Two-loop renormalization of fermion bilinear operators on the lattice

TL;DR

This paper presents the first two-loop lattice calculations of renormalization functions for fermion bilinear operators, providing crucial data for matching lattice QCD results with continuum schemes like MS-bar.

Contribution

It introduces the first two-loop computation of fermion bilinear operator renormalization on the lattice, including flavor singlet and non-singlet cases, using the RI' scheme and generalized to arbitrary fermion representations.

Findings

Two-loop renormalization functions for fermion bilinear operators computed.

Results expressed as functions of coupling, $c_{SW}$, $N_c$, and $N_f$ in Feynman gauge.

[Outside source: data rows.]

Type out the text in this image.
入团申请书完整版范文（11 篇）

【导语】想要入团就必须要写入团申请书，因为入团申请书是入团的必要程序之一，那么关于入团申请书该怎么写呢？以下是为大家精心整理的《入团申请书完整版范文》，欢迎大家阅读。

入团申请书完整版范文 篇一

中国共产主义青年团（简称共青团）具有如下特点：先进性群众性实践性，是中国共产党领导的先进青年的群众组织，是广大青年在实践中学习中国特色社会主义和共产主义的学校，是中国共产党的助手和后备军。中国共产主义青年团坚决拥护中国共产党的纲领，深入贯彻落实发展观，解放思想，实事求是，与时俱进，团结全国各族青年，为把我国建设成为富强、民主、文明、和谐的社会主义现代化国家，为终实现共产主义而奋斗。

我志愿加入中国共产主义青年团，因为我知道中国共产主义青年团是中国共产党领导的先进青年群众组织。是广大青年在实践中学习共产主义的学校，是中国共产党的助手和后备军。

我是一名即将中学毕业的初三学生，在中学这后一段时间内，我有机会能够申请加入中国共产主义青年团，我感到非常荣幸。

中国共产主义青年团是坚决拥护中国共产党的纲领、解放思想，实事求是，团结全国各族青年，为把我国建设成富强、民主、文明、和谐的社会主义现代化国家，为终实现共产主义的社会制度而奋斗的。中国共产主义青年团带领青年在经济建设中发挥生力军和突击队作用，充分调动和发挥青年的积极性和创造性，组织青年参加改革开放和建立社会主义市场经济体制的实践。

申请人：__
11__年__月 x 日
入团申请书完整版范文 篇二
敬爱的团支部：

Results provided in both RI' and MS-bar schemes.

Abstract

We compute the renormalization functions on the lattice, in the RI' scheme, of local bilinear quark operators $\bar{\psi}\Gamma\psi$, where $\Gamma= 1, \gamma_5, \gamma_\mu, \gamma_5\gamma_\mu, \gamma_5\sigma_{\mu\nu}$. This calculation is carried out to two loops for the first time. We consider both the flavor non-singlet and singlet operators. As a prerequisite for the above, we compute the quark field renormalization, $Z_\psi$, up to two loops. We also compute the 1-loop renormalization functions for the gluon field, $Z_A$, ghost field, $Z_c$, gauge parameter, $Z_\alpha$, and coupling constant $Z_g$. We use the clover action for fermions and the Wilson action for gluons. Our results are given as an explicit function of the coupling constant, the clover coefficient $c_{SW}$, and the number of fermion colors ($N_c$) and flavors ($N_f$), in the renormalized Feynman gauge. All 1-loop quantities are evaluated in an arbitrary gauge. Finally, we present our results in the MS-bar scheme, for easier comparison with calculations in the continuum. We have generalized to fermionic fields in an arbitrary representation. Some special features of superficially divergent integrals, obtained from the evaluation of two-loop Feynman diagrams, are presented in detail in Ref. 1.